Chinese Major Investor In UK Bank Demands Break-up After $83Bn Stock Plunge

HSBC, Europe's second largest bank behind BNP Paribas, offers correspondent banking services to more than 90 percent of Nigerian banks and others in Africa
2 years ago
2 mins read

China’s Ping An Insurance  Group Co.,  the biggest investor in one of UK’s biggest banks HSBC, has called for the UK bank’s  break-up after its stocks plunged by $83 billion.

Analysts cite ‘China risk’ and money laundering report as factors  causing the plunge which many  described as almost irreversible unless drastic measures are  taken to address global diplomacy concerns. HSBC’s loyalists had lost faith following its poor market showing and failure to pay dividend to shareholders in recent years, among other UK banks.

Former vice chair of Hong Kong’s exchange, Cho Chen Po-sum, who has held HSBC shares for more than 40 years reportedly said her investment in HSBC was ‘a mistake,’ after the stock’s 25-year low slump.

Prime Business Africa’s checks on international banking affiliations on Saturday confirmed that more than 90 percent of Nigerian banks and colleague banks  in Africa use HSBC as correspondent banks on matters of international trade, raising a more serious global concern on a worsening crisis for HSBC.

Money manager Simon Yuen, in a Bloomberg report on UK banks, said the stocks ‘may have further to go,’ after he lobbied unsuccessfully for HSBC to reinstate  dividend payout.

Ping An Insurance Group Co. as biggest shareholder had refused to express confidence in the bank, instead expressing regrets that its shareholding ‘‘is a long-term financial investment.’’

HSBC, a British multinational investment bank, is Europe’s second largest bank behind BNP Paribas, with a total equity of $206.777 billion and assets of $2.958 trillion as of December 2021.

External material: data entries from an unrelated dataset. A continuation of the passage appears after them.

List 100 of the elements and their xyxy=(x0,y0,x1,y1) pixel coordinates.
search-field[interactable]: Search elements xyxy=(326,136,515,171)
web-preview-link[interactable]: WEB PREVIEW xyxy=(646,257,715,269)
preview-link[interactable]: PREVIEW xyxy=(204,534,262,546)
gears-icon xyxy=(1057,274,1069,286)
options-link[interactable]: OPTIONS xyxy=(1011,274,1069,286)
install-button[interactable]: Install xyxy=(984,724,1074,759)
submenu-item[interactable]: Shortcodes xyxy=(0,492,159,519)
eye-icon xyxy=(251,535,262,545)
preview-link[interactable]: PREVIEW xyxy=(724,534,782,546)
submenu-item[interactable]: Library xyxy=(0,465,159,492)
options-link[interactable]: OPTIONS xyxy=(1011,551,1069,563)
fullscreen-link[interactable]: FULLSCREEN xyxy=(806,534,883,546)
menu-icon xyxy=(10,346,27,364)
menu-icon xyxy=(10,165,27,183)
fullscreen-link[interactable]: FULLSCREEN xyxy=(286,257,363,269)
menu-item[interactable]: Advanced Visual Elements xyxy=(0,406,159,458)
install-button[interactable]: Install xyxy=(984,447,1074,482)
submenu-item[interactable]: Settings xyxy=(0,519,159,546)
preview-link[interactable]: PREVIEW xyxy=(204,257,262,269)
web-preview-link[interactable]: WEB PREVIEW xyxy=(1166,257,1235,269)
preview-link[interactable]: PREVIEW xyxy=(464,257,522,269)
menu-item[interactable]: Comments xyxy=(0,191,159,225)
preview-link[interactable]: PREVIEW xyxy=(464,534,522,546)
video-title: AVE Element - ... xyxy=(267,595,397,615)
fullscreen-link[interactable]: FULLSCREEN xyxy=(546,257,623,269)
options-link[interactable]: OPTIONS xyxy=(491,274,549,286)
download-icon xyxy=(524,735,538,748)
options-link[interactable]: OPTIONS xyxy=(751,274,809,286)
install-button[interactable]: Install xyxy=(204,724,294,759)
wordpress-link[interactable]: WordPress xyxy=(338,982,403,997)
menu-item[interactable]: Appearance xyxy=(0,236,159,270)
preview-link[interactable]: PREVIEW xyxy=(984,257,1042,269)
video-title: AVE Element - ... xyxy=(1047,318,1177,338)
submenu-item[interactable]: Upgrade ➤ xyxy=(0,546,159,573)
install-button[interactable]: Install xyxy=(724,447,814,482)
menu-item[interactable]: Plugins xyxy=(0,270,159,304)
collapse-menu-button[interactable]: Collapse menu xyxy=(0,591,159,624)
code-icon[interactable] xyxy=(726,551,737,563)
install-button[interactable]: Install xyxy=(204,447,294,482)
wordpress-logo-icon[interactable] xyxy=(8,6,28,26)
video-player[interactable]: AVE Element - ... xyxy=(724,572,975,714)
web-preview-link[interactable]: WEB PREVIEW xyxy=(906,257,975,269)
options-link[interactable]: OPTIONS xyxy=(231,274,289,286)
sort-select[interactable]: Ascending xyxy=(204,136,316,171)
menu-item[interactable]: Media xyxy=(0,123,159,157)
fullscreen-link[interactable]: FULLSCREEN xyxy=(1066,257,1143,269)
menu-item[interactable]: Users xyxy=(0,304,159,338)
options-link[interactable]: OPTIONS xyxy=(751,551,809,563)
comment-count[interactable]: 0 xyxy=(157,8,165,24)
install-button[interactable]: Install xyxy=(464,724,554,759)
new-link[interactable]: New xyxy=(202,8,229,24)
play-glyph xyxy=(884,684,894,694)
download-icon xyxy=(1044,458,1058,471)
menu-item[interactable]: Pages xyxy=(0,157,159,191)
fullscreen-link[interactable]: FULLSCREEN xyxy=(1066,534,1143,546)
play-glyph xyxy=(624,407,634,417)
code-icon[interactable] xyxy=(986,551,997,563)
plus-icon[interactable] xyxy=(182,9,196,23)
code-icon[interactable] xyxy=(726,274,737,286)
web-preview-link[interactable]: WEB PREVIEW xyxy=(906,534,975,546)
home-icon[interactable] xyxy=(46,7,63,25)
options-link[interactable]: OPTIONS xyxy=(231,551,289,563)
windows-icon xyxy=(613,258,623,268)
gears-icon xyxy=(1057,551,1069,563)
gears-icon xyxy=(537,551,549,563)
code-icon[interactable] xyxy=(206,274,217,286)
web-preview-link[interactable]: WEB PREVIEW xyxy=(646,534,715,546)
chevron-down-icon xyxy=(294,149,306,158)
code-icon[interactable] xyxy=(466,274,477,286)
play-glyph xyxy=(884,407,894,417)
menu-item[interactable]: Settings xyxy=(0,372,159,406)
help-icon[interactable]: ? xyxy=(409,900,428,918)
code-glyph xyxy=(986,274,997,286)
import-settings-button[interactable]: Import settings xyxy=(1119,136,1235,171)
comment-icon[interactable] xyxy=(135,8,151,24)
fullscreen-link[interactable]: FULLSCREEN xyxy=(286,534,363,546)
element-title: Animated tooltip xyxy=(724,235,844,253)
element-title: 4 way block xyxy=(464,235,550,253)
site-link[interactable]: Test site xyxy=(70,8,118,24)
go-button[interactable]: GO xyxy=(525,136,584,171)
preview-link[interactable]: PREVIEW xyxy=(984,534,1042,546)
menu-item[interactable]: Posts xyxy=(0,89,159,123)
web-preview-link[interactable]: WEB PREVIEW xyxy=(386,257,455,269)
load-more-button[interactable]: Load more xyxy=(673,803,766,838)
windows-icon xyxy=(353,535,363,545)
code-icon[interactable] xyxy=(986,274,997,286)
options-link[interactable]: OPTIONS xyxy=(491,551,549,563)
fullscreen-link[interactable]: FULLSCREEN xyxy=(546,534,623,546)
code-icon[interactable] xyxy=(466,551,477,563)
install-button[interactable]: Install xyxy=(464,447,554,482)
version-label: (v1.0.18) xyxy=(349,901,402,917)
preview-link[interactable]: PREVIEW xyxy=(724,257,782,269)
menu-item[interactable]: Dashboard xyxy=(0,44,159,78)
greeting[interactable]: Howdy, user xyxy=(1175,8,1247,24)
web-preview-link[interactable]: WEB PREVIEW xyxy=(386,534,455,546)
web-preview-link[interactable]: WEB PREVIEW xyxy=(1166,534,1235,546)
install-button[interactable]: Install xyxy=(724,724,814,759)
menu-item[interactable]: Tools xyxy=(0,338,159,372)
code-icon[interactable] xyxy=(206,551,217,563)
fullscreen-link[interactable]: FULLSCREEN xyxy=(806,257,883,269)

Saturday’s call for break-up of the company in the interest of safeguarding and reviving its investments is also seen to reflect the current mood in China-UK business relations in the face of the ongoing Russia-Ukraine conflict in which Russia-friendly China is seen to have remained opposed to the North Atlantic Treaty Organization (NATO) and UK in virtually all diplomatic issues.

Prime Business Africa had reported that China’s ministry of foreign affairs had accused NATO of messing up Europe and stirring up conflicts in the Asia-Pacific region, following a Wednesday’s speech at the Mansion House in London where Liz Truss, Secretary of State for Foreign, Commonwealth and Development Affairs of the United Kingdom reportedly delivered a direct warning to China to play by the rules.

“Countries must play by the rules. And that includes China,” she said.

But Wang Wenbin, a spokesman for China’s ministry of foreign affairs, reacted the following day dismissing Truss’s comments. He accused NATO of demanding other countries to abide by basic norms while it has “wantonly waged wars and dropped bombs in sovereign states, killing and displacing innocent civilians.”

“NATO, a military organisation in the North Atlantic, has in recent years come to the Asia-Pacific region to throw its weight around and stir up conflicts,” Wang said.

“NATO has messed up Europe. Is it now trying to mess up the Asia-Pacific and even the world?”

The recent events in HSBC, a leading player among UK banks, is seen as a reverberation of  global events as they affect China’s position in the ongoing Russia-Ukraine war.